Let $$B = \{a : \|a\|_p \le 1\} \subset \ell^p(\mathbb{N})$$be the unit ball, endowed with the weak topology. For which $p$, where $1 < p \le \infty$, are the functions of the form$$f(a) = q(a_0, a_1, \dots, a_n),$$where $q$ is a polynomial in $a_0, \dots, a_n$, dense in $C(B)$?

Answer 1

It's certainly true for $1<p<\infty$. In that case the weak topology on $B$ is the same as the weak* topology regarding $\ell^p$ as the dual of $\ell^{q}$. So $B$ is a compact Hausdorff space, and so Stone-Weierstrass implies that those polynomials are dense in $C(B)$.

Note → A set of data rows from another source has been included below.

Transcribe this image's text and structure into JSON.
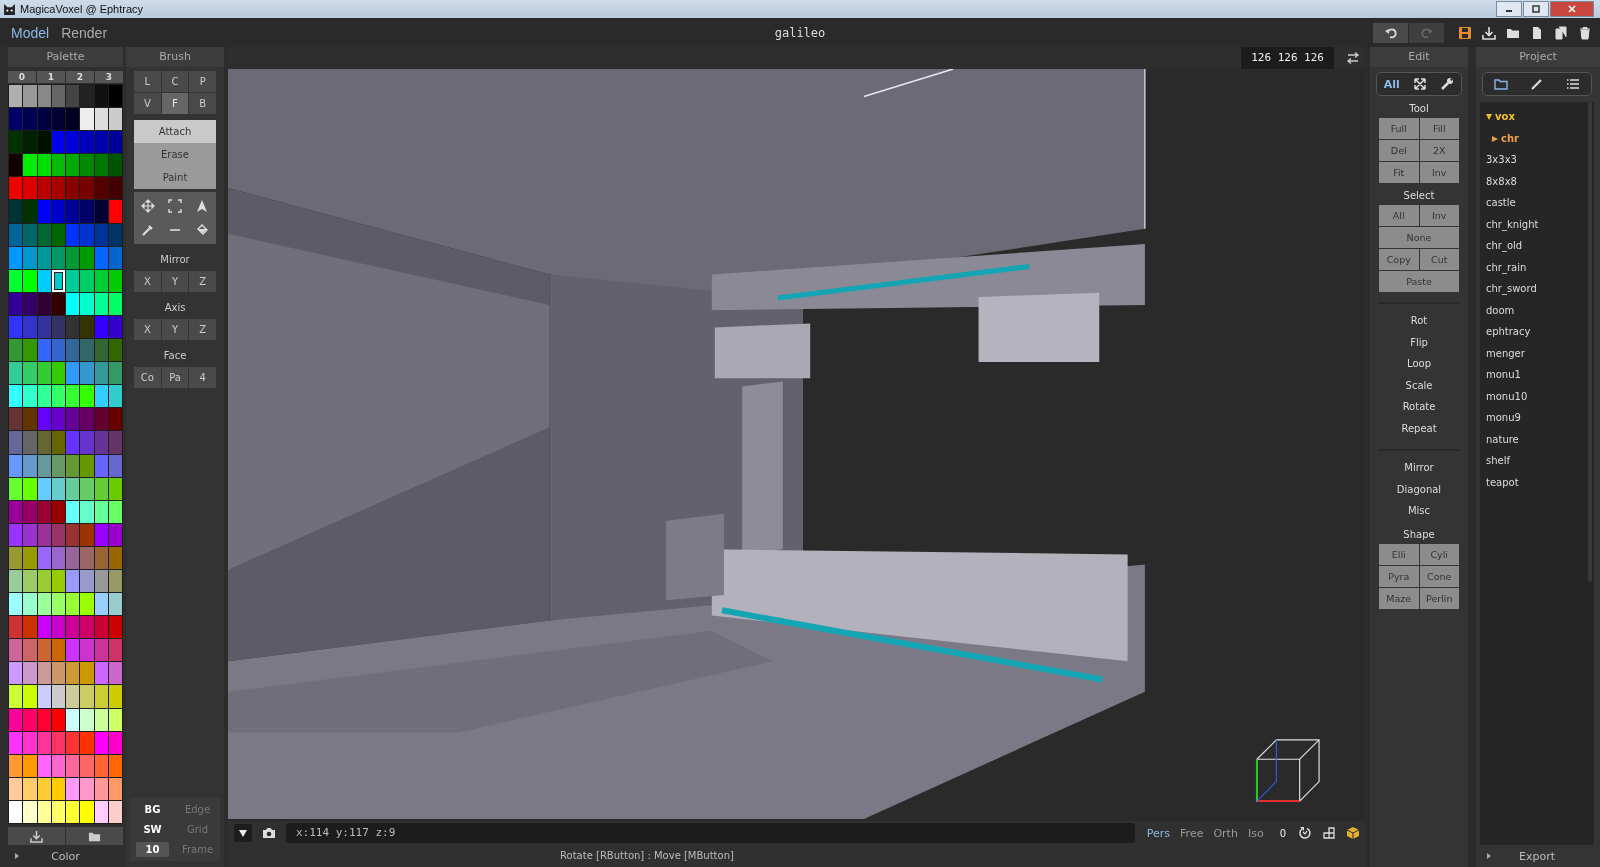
{
  "window": {
    "title": "MagicaVoxel @ Ephtracy"
  },
  "modes": [
    {
      "label": "Model",
      "selected": true
    },
    {
      "label": "Render",
      "selected": false
    }
  ],
  "document_title": "galileo",
  "palette": {
    "title": "Palette",
    "pages": [
      {
        "label": "0"
      },
      {
        "label": "1"
      },
      {
        "label": "2"
      },
      {
        "label": "3"
      }
    ],
    "swatches": [
      {
        "color": "#b0b0b0",
        "selected": false
      },
      {
        "color": "#999999",
        "selected": false
      },
      {
        "color": "#888888",
        "selected": false
      },
      {
        "color": "#666666",
        "selected": false
      },
      {
        "color": "#444444",
        "selected": false
      },
      {
        "color": "#222222",
        "selected": false
      },
      {
        "color": "#111111",
        "selected": false
      },
      {
        "color": "#000000",
        "selected": false
      },
      {
        "color": "#000066",
        "selected": false
      },
      {
        "color": "#000055",
        "selected": false
      },
      {
        "color": "#000044",
        "selected": false
      },
      {
        "color": "#000033",
        "selected": false
      },
      {
        "color": "#000022",
        "selected": false
      },
      {
        "color": "#eeeeee",
        "selected": false
      },
      {
        "color": "#dddddd",
        "selected": false
      },
      {
        "color": "#cccccc",
        "selected": false
      },
      {
        "color": "#003300",
        "selected": false
      },
      {
        "color": "#002200",
        "selected": false
      },
      {
        "color": "#001100",
        "selected": false
      },
      {
        "color": "#0000ee",
        "selected": false
      },
      {
        "color": "#0000dd",
        "selected": false
      },
      {
        "color": "#0000bb",
        "selected": false
      },
      {
        "color": "#0000aa",
        "selected": false
      },
      {
        "color": "#000099",
        "selected": false
      },
      {
        "color": "#110000",
        "selected": false
      },
      {
        "color": "#00ee00",
        "selected": false
      },
      {
        "color": "#00dd00",
        "selected": false
      },
      {
        "color": "#00bb00",
        "selected": false
      },
      {
        "color": "#00aa00",
        "selected": false
      },
      {
        "color": "#008800",
        "selected": false
      },
      {
        "color": "#007700",
        "selected": false
      },
      {
        "color": "#005500",
        "selected": false
      },
      {
        "color": "#ee0000",
        "selected": false
      },
      {
        "color": "#dd0000",
        "selected": false
      },
      {
        "color": "#bb0000",
        "selected": false
      },
      {
        "color": "#aa0000",
        "selected": false
      },
      {
        "color": "#880000",
        "selected": false
      },
      {
        "color": "#770000",
        "selected": false
      },
      {
        "color": "#550000",
        "selected": false
      },
      {
        "color": "#440000",
        "selected": false
      },
      {
        "color": "#003333",
        "selected": false
      },
      {
        "color": "#003300",
        "selected": false
      },
      {
        "color": "#0000ff",
        "selected": false
      },
      {
        "color": "#0000cc",
        "selected": false
      },
      {
        "color": "#000099",
        "selected": false
      },
      {
        "color": "#000066",
        "selected": false
      },
      {
        "color": "#000033",
        "selected": false
      },
      {
        "color": "#ff0000",
        "selected": false
      },
      {
        "color": "#006699",
        "selected": false
      },
      {
        "color": "#006666",
        "selected": false
      },
      {
        "color": "#006633",
        "selected": false
      },
      {
        "color": "#006600",
        "selected": false
      },
      {
        "color": "#0033ff",
        "selected": false
      },
      {
        "color": "#0033cc",
        "selected": false
      },
      {
        "color": "#003399",
        "selected": false
      },
      {
        "color": "#003366",
        "selected": false
      },
      {
        "color": "#0099ff",
        "selected": false
      },
      {
        "color": "#0099cc",
        "selected": false
      },
      {
        "color": "#009999",
        "selected": false
      },
      {
        "color": "#009966",
        "selected": false
      },
      {
        "color": "#009933",
        "selected": false
      },
      {
        "color": "#009900",
        "selected": false
      },
      {
        "color": "#0066ff",
        "selected": false
      },
      {
        "color": "#0066cc",
        "selected": false
      },
      {
        "color": "#00ff33",
        "selected": false
      },
      {
        "color": "#00ff00",
        "selected": false
      },
      {
        "color": "#00ccff",
        "selected": false
      },
      {
        "color": "#00cccc",
        "selected": true
      },
      {
        "color": "#00cc99",
        "selected": false
      },
      {
        "color": "#00cc66",
        "selected": false
      },
      {
        "color": "#00cc33",
        "selected": false
      },
      {
        "color": "#00cc00",
        "selected": false
      },
      {
        "color": "#330099",
        "selected": false
      },
      {
        "color": "#330066",
        "selected": false
      },
      {
        "color": "#330033",
        "selected": false
      },
      {
        "color": "#330000",
        "selected": false
      },
      {
        "color": "#00ffff",
        "selected": false
      },
      {
        "color": "#00ffcc",
        "selected": false
      },
      {
        "color": "#00ff99",
        "selected": false
      },
      {
        "color": "#00ff66",
        "selected": false
      },
      {
        "color": "#3333ff",
        "selected": false
      },
      {
        "color": "#3333cc",
        "selected": false
      },
      {
        "color": "#333399",
        "selected": false
      },
      {
        "color": "#333366",
        "selected": false
      },
      {
        "color": "#333333",
        "selected": false
      },
      {
        "color": "#333300",
        "selected": false
      },
      {
        "color": "#3300ff",
        "selected": false
      },
      {
        "color": "#3300cc",
        "selected": false
      },
      {
        "color": "#339933",
        "selected": false
      },
      {
        "color": "#339900",
        "selected": false
      },
      {
        "color": "#3366ff",
        "selected": false
      },
      {
        "color": "#3366cc",
        "selected": false
      },
      {
        "color": "#336699",
        "selected": false
      },
      {
        "color": "#336666",
        "selected": false
      },
      {
        "color": "#336633",
        "selected": false
      },
      {
        "color": "#336600",
        "selected": false
      },
      {
        "color": "#33cc99",
        "selected": false
      },
      {
        "color": "#33cc66",
        "selected": false
      },
      {
        "color": "#33cc33",
        "selected": false
      },
      {
        "color": "#33cc00",
        "selected": false
      },
      {
        "color": "#3399ff",
        "selected": false
      },
      {
        "color": "#3399cc",
        "selected": false
      },
      {
        "color": "#339999",
        "selected": false
      },
      {
        "color": "#339966",
        "selected": false
      },
      {
        "color": "#33ffff",
        "selected": false
      },
      {
        "color": "#33ffcc",
        "selected": false
      },
      {
        "color": "#33ff99",
        "selected": false
      },
      {
        "color": "#33ff66",
        "selected": false
      },
      {
        "color": "#33ff33",
        "selected": false
      },
      {
        "color": "#33ff00",
        "selected": false
      },
      {
        "color": "#33ccff",
        "selected": false
      },
      {
        "color": "#33cccc",
        "selected": false
      },
      {
        "color": "#663333",
        "selected": false
      },
      {
        "color": "#663300",
        "selected": false
      },
      {
        "color": "#6600ff",
        "selected": false
      },
      {
        "color": "#6600cc",
        "selected": false
      },
      {
        "color": "#660099",
        "selected": false
      },
      {
        "color": "#660066",
        "selected": false
      },
      {
        "color": "#660033",
        "selected": false
      },
      {
        "color": "#660000",
        "selected": false
      },
      {
        "color": "#666699",
        "selected": false
      },
      {
        "color": "#666666",
        "selected": false
      },
      {
        "color": "#666633",
        "selected": false
      },
      {
        "color": "#666600",
        "selected": false
      },
      {
        "color": "#6633ff",
        "selected": false
      },
      {
        "color": "#6633cc",
        "selected": false
      },
      {
        "color": "#663399",
        "selected": false
      },
      {
        "color": "#663366",
        "selected": false
      },
      {
        "color": "#6699ff",
        "selected": false
      },
      {
        "color": "#6699cc",
        "selected": false
      },
      {
        "color": "#669999",
        "selected": false
      },
      {
        "color": "#669966",
        "selected": false
      },
      {
        "color": "#669933",
        "selected": false
      },
      {
        "color": "#669900",
        "selected": false
      },
      {
        "color": "#6666ff",
        "selected": false
      },
      {
        "color": "#6666cc",
        "selected": false
      },
      {
        "color": "#66ff33",
        "selected": false
      },
      {
        "color": "#66ff00",
        "selected": false
      },
      {
        "color": "#66ccff",
        "selected": false
      },
      {
        "color": "#66cccc",
        "selected": false
      },
      {
        "color": "#66cc99",
        "selected": false
      },
      {
        "color": "#66cc66",
        "selected": false
      },
      {
        "color": "#66cc33",
        "selected": false
      },
      {
        "color": "#66cc00",
        "selected": false
      },
      {
        "color": "#990099",
        "selected": false
      },
      {
        "color": "#990066",
        "selected": false
      },
      {
        "color": "#990033",
        "selected": false
      },
      {
        "color": "#990000",
        "selected": false
      },
      {
        "color": "#66ffff",
        "selected": false
      },
      {
        "color": "#66ffcc",
        "selected": false
      },
      {
        "color": "#66ff99",
        "selected": false
      },
      {
        "color": "#66ff66",
        "selected": false
      },
      {
        "color": "#9933ff",
        "selected": false
      },
      {
        "color": "#9933cc",
        "selected": false
      },
      {
        "color": "#993399",
        "selected": false
      },
      {
        "color": "#993366",
        "selected": false
      },
      {
        "color": "#993333",
        "selected": false
      },
      {
        "color": "#993300",
        "selected": false
      },
      {
        "color": "#9900ff",
        "selected": false
      },
      {
        "color": "#9900cc",
        "selected": false
      },
      {
        "color": "#999933",
        "selected": false
      },
      {
        "color": "#999900",
        "selected": false
      },
      {
        "color": "#9966ff",
        "selected": false
      },
      {
        "color": "#9966cc",
        "selected": false
      },
      {
        "color": "#996699",
        "selected": false
      },
      {
        "color": "#996666",
        "selected": false
      },
      {
        "color": "#996633",
        "selected": false
      },
      {
        "color": "#996600",
        "selected": false
      },
      {
        "color": "#99cc99",
        "selected": false
      },
      {
        "color": "#99cc66",
        "selected": false
      },
      {
        "color": "#99cc33",
        "selected": false
      },
      {
        "color": "#99cc00",
        "selected": false
      },
      {
        "color": "#9999ff",
        "selected": false
      },
      {
        "color": "#9999cc",
        "selected": false
      },
      {
        "color": "#999999",
        "selected": false
      },
      {
        "color": "#999966",
        "selected": false
      },
      {
        "color": "#99ffff",
        "selected": false
      },
      {
        "color": "#99ffcc",
        "selected": false
      },
      {
        "color": "#99ff99",
        "selected": false
      },
      {
        "color": "#99ff66",
        "selected": false
      },
      {
        "color": "#99ff33",
        "selected": false
      },
      {
        "color": "#99ff00",
        "selected": false
      },
      {
        "color": "#99ccff",
        "selected": false
      },
      {
        "color": "#99cccc",
        "selected": false
      },
      {
        "color": "#cc3333",
        "selected": false
      },
      {
        "color": "#cc3300",
        "selected": false
      },
      {
        "color": "#cc00ff",
        "selected": false
      },
      {
        "color": "#cc00cc",
        "selected": false
      },
      {
        "color": "#cc0099",
        "selected": false
      },
      {
        "color": "#cc0066",
        "selected": false
      },
      {
        "color": "#cc0033",
        "selected": false
      },
      {
        "color": "#cc0000",
        "selected": false
      },
      {
        "color": "#cc6699",
        "selected": false
      },
      {
        "color": "#cc6666",
        "selected": false
      },
      {
        "color": "#cc6633",
        "selected": false
      },
      {
        "color": "#cc6600",
        "selected": false
      },
      {
        "color": "#cc33ff",
        "selected": false
      },
      {
        "color": "#cc33cc",
        "selected": false
      },
      {
        "color": "#cc3399",
        "selected": false
      },
      {
        "color": "#cc3366",
        "selected": false
      },
      {
        "color": "#cc99ff",
        "selected": false
      },
      {
        "color": "#cc99cc",
        "selected": false
      },
      {
        "color": "#cc9999",
        "selected": false
      },
      {
        "color": "#cc9966",
        "selected": false
      },
      {
        "color": "#cc9933",
        "selected": false
      },
      {
        "color": "#cc9900",
        "selected": false
      },
      {
        "color": "#cc66ff",
        "selected": false
      },
      {
        "color": "#cc66cc",
        "selected": false
      },
      {
        "color": "#ccff33",
        "selected": false
      },
      {
        "color": "#ccff00",
        "selected": false
      },
      {
        "color": "#ccccff",
        "selected": false
      },
      {
        "color": "#cccccc",
        "selected": false
      },
      {
        "color": "#cccc99",
        "selected": false
      },
      {
        "color": "#cccc66",
        "selected": false
      },
      {
        "color": "#cccc33",
        "selected": false
      },
      {
        "color": "#cccc00",
        "selected": false
      },
      {
        "color": "#ff0099",
        "selected": false
      },
      {
        "color": "#ff0066",
        "selected": false
      },
      {
        "color": "#ff0033",
        "selected": false
      },
      {
        "color": "#ff0000",
        "selected": false
      },
      {
        "color": "#ccffff",
        "selected": false
      },
      {
        "color": "#ccffcc",
        "selected": false
      },
      {
        "color": "#ccff99",
        "selected": false
      },
      {
        "color": "#ccff66",
        "selected": false
      },
      {
        "color": "#ff33ff",
        "selected": false
      },
      {
        "color": "#ff33cc",
        "selected": false
      },
      {
        "color": "#ff3399",
        "selected": false
      },
      {
        "color": "#ff3366",
        "selected": false
      },
      {
        "color": "#ff3333",
        "selected": false
      },
      {
        "color": "#ff3300",
        "selected": false
      },
      {
        "color": "#ff00ff",
        "selected": false
      },
      {
        "color": "#ff00cc",
        "selected": false
      },
      {
        "color": "#ff9933",
        "selected": false
      },
      {
        "color": "#ff9900",
        "selected": false
      },
      {
        "color": "#ff66ff",
        "selected": false
      },
      {
        "color": "#ff66cc",
        "selected": false
      },
      {
        "color": "#ff6699",
        "selected": false
      },
      {
        "color": "#ff6666",
        "selected": false
      },
      {
        "color": "#ff6633",
        "selected": false
      },
      {
        "color": "#ff6600",
        "selected": false
      },
      {
        "color": "#ffcc99",
        "selected": false
      },
      {
        "color": "#ffcc66",
        "selected": false
      },
      {
        "color": "#ffcc33",
        "selected": false
      },
      {
        "color": "#ffcc00",
        "selected": false
      },
      {
        "color": "#ff99ff",
        "selected": false
      },
      {
        "color": "#ff99cc",
        "selected": false
      },
      {
        "color": "#ff9999",
        "selected": false
      },
      {
        "color": "#ff9966",
        "selected": false
      },
      {
        "color": "#ffffff",
        "selected": false
      },
      {
        "color": "#ffffcc",
        "selected": false
      },
      {
        "color": "#ffff99",
        "selected": false
      },
      {
        "color": "#ffff66",
        "selected": false
      },
      {
        "color": "#ffff33",
        "selected": false
      },
      {
        "color": "#ffff00",
        "selected": false
      },
      {
        "color": "#ffccff",
        "selected": false
      },
      {
        "color": "#ffcccc",
        "selected": false
      }
    ],
    "footer_label": "Color"
  },
  "brush": {
    "title": "Brush",
    "shapes": [
      {
        "label": "L",
        "selected": false
      },
      {
        "label": "C",
        "selected": false
      },
      {
        "label": "P",
        "selected": false
      },
      {
        "label": "V",
        "selected": false
      },
      {
        "label": "F",
        "selected": true
      },
      {
        "label": "B",
        "selected": false
      }
    ],
    "actions": [
      {
        "label": "Attach",
        "selected": true
      },
      {
        "label": "Erase",
        "selected": false
      },
      {
        "label": "Paint",
        "selected": false
      }
    ],
    "groups": [
      {
        "title": "Mirror",
        "buttons": [
          "X",
          "Y",
          "Z"
        ]
      },
      {
        "title": "Axis",
        "buttons": [
          "X",
          "Y",
          "Z"
        ]
      },
      {
        "title": "Face",
        "buttons": [
          "Co",
          "Pa",
          "4"
        ]
      }
    ],
    "display": [
      {
        "kind": "toggle",
        "label": "BG",
        "on": true
      },
      {
        "kind": "toggle",
        "label": "Edge",
        "on": false
      },
      {
        "kind": "toggle",
        "label": "SW",
        "on": true
      },
      {
        "kind": "toggle",
        "label": "Grid",
        "on": false
      },
      {
        "kind": "field",
        "value": "10"
      },
      {
        "kind": "toggle",
        "label": "Frame",
        "on": false
      }
    ]
  },
  "viewport": {
    "dimensions": "126 126 126",
    "coordinates": "x:114 y:117 z:9",
    "views": [
      {
        "label": "Pers",
        "selected": true
      },
      {
        "label": "Free",
        "selected": false
      },
      {
        "label": "Orth",
        "selected": false
      },
      {
        "label": "Iso",
        "selected": false
      }
    ],
    "counter": "0"
  },
  "status_bar": "Rotate [RButton] : Move [MButton]",
  "edit": {
    "title": "Edit",
    "tab_label": "All",
    "sections": [
      {
        "kind": "buttons",
        "title": "Tool",
        "rows": [
          [
            "Full",
            "Fill"
          ],
          [
            "Del",
            "2X"
          ],
          [
            "Fit",
            "Inv"
          ]
        ]
      },
      {
        "kind": "buttons",
        "title": "Select",
        "rows": [
          [
            "All",
            "Inv"
          ],
          [
            "None"
          ],
          [
            "Copy",
            "Cut"
          ],
          [
            "Paste"
          ]
        ]
      },
      {
        "kind": "commands",
        "items": [
          "Rot",
          "Flip",
          "Loop",
          "Scale",
          "Rotate",
          "Repeat"
        ]
      },
      {
        "kind": "commands",
        "items": [
          "Mirror",
          "Diagonal",
          "Misc"
        ]
      },
      {
        "kind": "buttons",
        "title": "Shape",
        "rows": [
          [
            "Elli",
            "Cyli"
          ],
          [
            "Pyra",
            "Cone"
          ],
          [
            "Maze",
            "Perlin"
          ]
        ]
      }
    ]
  },
  "project": {
    "title": "Project",
    "tree": [
      {
        "label": "vox",
        "kind": "folder",
        "expanded": true,
        "children": [
          {
            "label": "chr",
            "kind": "folder",
            "expanded": false
          },
          {
            "label": "3x3x3",
            "kind": "file"
          },
          {
            "label": "8x8x8",
            "kind": "file"
          },
          {
            "label": "castle",
            "kind": "file"
          },
          {
            "label": "chr_knight",
            "kind": "file"
          },
          {
            "label": "chr_old",
            "kind": "file"
          },
          {
            "label": "chr_rain",
            "kind": "file"
          },
          {
            "label": "chr_sword",
            "kind": "file"
          },
          {
            "label": "doom",
            "kind": "file"
          },
          {
            "label": "ephtracy",
            "kind": "file"
          },
          {
            "label": "menger",
            "kind": "file"
          },
          {
            "label": "monu1",
            "kind": "file"
          },
          {
            "label": "monu10",
            "kind": "file"
          },
          {
            "label": "monu9",
            "kind": "file"
          },
          {
            "label": "nature",
            "kind": "file"
          },
          {
            "label": "shelf",
            "kind": "file"
          },
          {
            "label": "teapot",
            "kind": "file"
          }
        ]
      }
    ],
    "footer_label": "Export"
  }
}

Note that you didn't specify what topology on $C(B)$ you're talking about when you ask about those polynomials being dense in $C(B)$; I'm assuming you intended the norm topology.

Now for $p=\infty$. If you gave $B$ the weak* topology, regarding $\ell^\infty$ as the dual of $\ell^1$, then the same answer works.

But you said "weak topology". In that case the question's meaningless for $p=\infty$, at least without some clarification: $B$ is not compact, so (unless I'm missing something) functions in $C(B)$ need not be bounded, so there's no such thing as the norm topology on $C(B)$. So the question is meaningless until you specify what topology on $C(B)$ you're talking about.

Answer 2

For $1 < p < \infty$, the space $\ell^p$ is reflexive, so the weak and weak-star topologies on $B$ coincide, and thus $B$ is a compact Hausdorff space by the Banach-Alaoglu theorem. The polynomials in question form a subalgebra of $C(B)$ that separates points, and by the Stone-Weierstrass theorem this algebra is dense in $C(B)$.

The same result fails for $p = \infty$. Let $\phi \in C(B)$ be a bounded linear functional such that$$\phi(a) = \lim a_n$$when $a_n$ converges. Given a polynomial $q(a_0, a_1, \dots, a_n)$, construct a point $a \in B$ by setting $a_i = 0$ for $i \le n$ and $a_i = \pm1$ for $i > n$, with sign chosen to disagree with the sign of $q(0, \dots, 0)$. Then$$|q(a) - \phi(a)| \ge 1,$$so $\phi$ is not in the closure of the polynomials in $C(B)$.